From here, Lenny does a chunk on religion. “The Jewish god doesn’t have a face. The Christian god has a family. A mother, a father, and he’s been in three films.” His god is different. He doesn’t believe the selflessness exists in a real life, so he looks instead to the Lone Ranger, who does good and doesn’t accept anything in payment. He then moves into a character piece in which he plays a member of a town the Lone Ranger has saved, confronting the masked man for not accepting a gift. He jumps back and forth from the townsperson to the noble Lone Ranger as the hero explains that he doesn’t accept gifts because all of the “thank you masked mans” that he gets would distract him from saving others. The Lone Ranger agrees to take one present, for the kids, and decides that he wants Tonto the Indian, so he can “perform an unnatural act.”

Lenny ends his monologue here and concludes by saying that all of the words that he’s said this evening, “lie closely with the ear of the beholder. What those words meant to you.” Lenny then sits down with Steve Allen to discuss this point of constitutional freedom. According to Bruce, the law prescribes true freedom of speech, and what is considered “dirty” to one may not be “dirty” to another. Allen points out that even in the Bible there are stories, words, and references to acts that you could not say on television, at which Bruce warns that someone tuning in right now would think that this was a religious program and then turn it right back off.

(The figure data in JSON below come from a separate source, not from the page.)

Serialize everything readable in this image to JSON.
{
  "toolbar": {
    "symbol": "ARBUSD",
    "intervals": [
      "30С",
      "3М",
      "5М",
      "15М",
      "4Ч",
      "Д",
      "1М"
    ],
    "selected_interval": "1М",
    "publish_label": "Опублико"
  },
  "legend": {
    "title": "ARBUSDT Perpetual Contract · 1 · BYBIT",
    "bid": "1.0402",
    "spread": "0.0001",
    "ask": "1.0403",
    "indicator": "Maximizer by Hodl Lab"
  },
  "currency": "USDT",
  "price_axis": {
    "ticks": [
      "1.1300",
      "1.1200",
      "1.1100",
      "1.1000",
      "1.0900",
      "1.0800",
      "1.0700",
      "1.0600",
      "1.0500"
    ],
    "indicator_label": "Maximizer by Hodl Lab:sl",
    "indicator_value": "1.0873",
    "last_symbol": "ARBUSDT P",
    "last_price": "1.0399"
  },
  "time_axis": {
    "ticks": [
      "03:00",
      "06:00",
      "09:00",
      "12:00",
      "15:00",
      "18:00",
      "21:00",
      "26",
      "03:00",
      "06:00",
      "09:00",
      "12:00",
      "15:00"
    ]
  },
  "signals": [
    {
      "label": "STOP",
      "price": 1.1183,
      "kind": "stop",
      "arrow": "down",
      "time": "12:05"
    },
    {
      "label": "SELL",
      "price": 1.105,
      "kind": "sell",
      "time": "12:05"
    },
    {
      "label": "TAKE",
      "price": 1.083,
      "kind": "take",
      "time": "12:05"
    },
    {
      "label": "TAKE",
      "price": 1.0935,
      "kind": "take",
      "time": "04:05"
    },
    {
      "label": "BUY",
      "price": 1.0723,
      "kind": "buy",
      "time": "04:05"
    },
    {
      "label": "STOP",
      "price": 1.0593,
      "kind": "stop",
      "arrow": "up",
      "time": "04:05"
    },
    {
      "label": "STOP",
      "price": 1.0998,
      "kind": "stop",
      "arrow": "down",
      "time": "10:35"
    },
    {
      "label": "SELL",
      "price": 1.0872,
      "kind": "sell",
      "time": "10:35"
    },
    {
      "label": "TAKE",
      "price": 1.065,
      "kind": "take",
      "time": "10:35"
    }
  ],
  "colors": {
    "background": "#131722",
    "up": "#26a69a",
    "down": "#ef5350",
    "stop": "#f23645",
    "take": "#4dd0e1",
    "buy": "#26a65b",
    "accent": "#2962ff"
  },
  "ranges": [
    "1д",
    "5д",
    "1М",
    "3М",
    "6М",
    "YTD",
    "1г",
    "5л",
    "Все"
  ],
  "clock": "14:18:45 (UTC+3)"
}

When asked if when he started working if he did more conventional jokes (“about the freeway and your wife’s cooking”) Bruce responds that he still does. The main problem he has now is his public persona. “You get arrested in Town A, Town B has to follow suit. And then Town C is already ready for you.” It’s clear that Bruce believes he is right to say the things that he does, and doesn’t just do it for the headlines, but he also understands why his words offend some. He doesn’t blame the police as a whole. Instead, “Certain individuals…think a certain way and they interject their personal point of view.” While he’s careful to never directly say this, with a few references to the Communist party he alludes to the idea of the censoring of words being a slippery slope in which all civil liberties are threatened. Towards the end of the interview, Steve Allen sums it up thusly: “This is not a problem that can be viewed in black and white. Unbridled freedom would result in pure anarchy, and yet when you begin inching in, you find that you are moving into inhibitions of freedom… There is no way to solve the problem. What may be too much freedom may be not enough to someone else.”

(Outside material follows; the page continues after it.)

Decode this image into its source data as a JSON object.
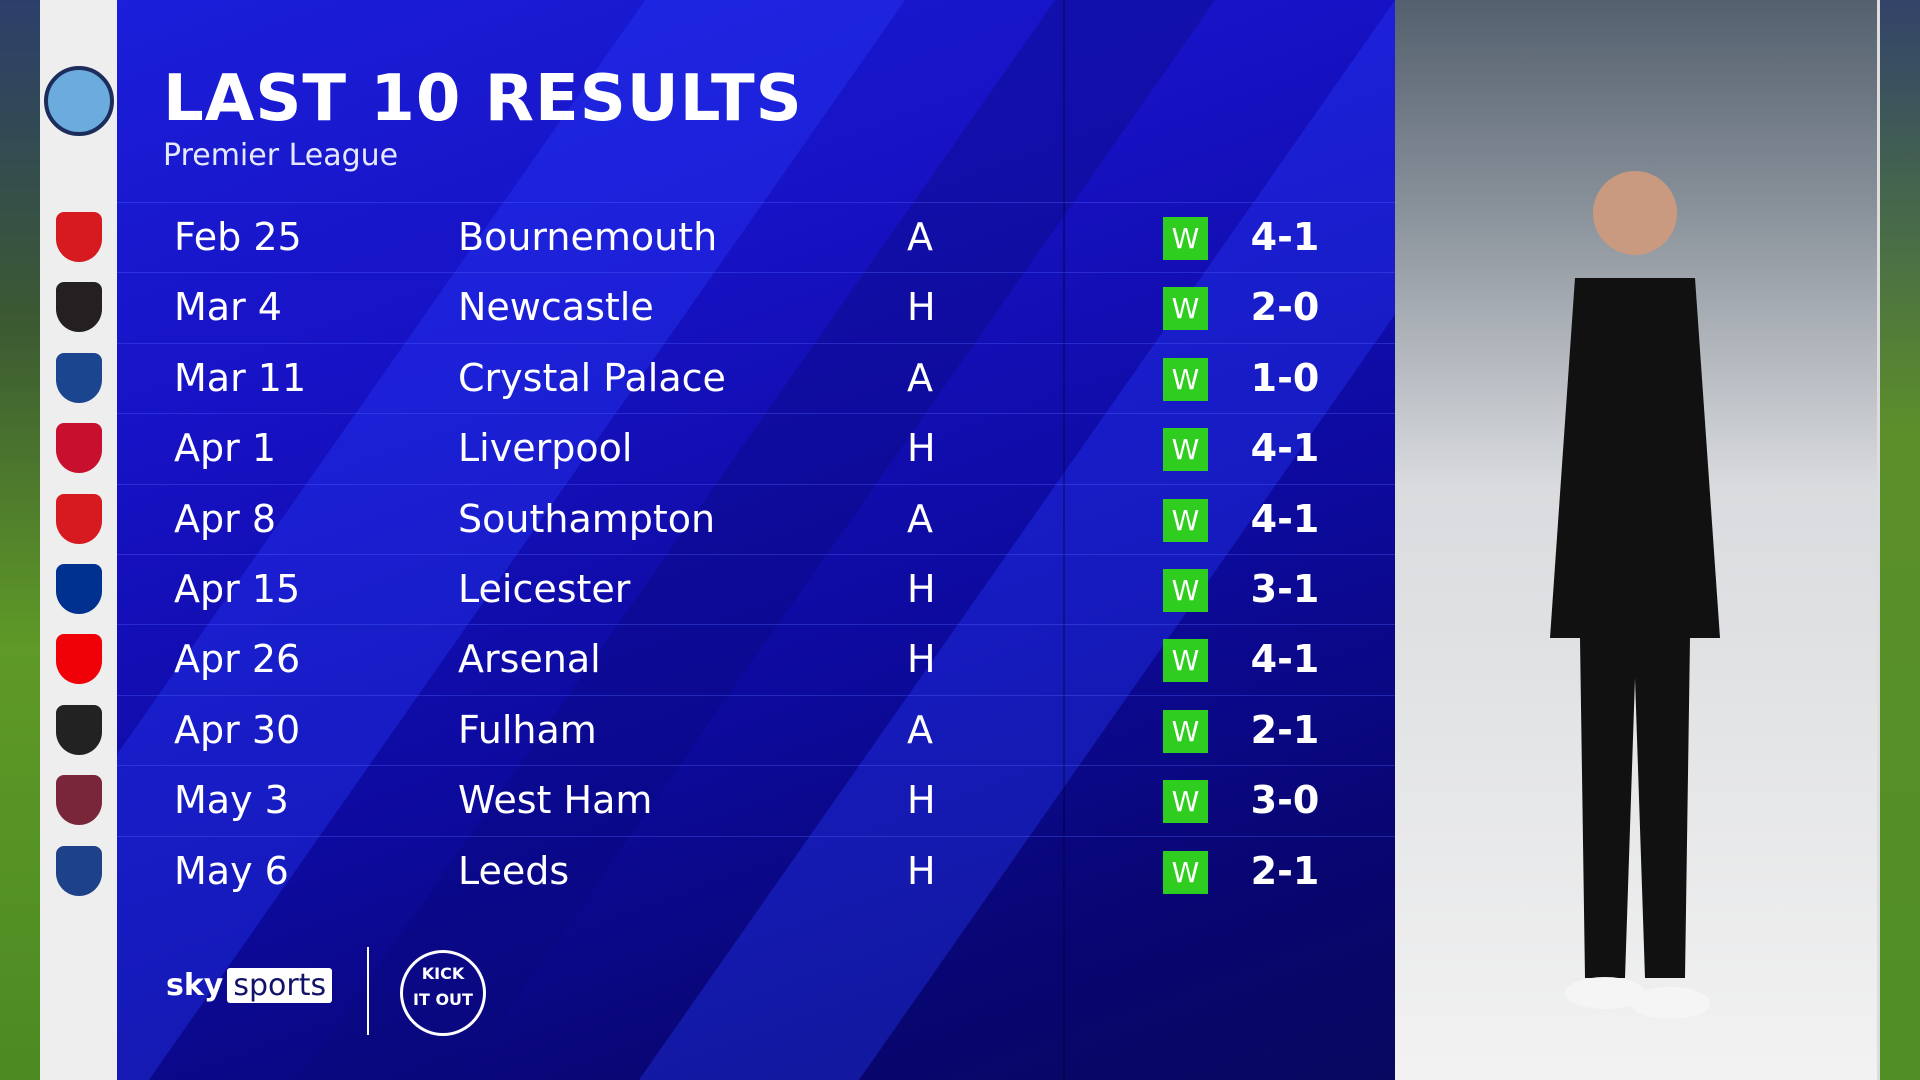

Ultimately, this segment of The Steve Allen Show was never shown on television. The sponsor of the show, Westinghouse, demanded that Bruce’s performance not be broadcast, even after Allen offered to record an additional disclaimer. Reflecting on the experience in his book Funny People, Allen wrote, “It was a nightmarish experience for all involved, and most of all — I assume — for Lenny.”

Things have changed quite a bit in the almost 50 years since this episode was recorded. Today, with the advent of cable, there really isn’t much that you can’t say on television. However, the process of dealing with freedom of speech has become more self-policing; rather than criminal charges being levied, if there is a disagreement about something that is said there is a debate on the Internet. Sure, these debates can get nasty and carried away, but that’s just the way the Internet works. But sometimes actual opinions change and viewpoints are broadened as a result of these conversations. And I think that’s something Lenny Bruce would’ve been all for.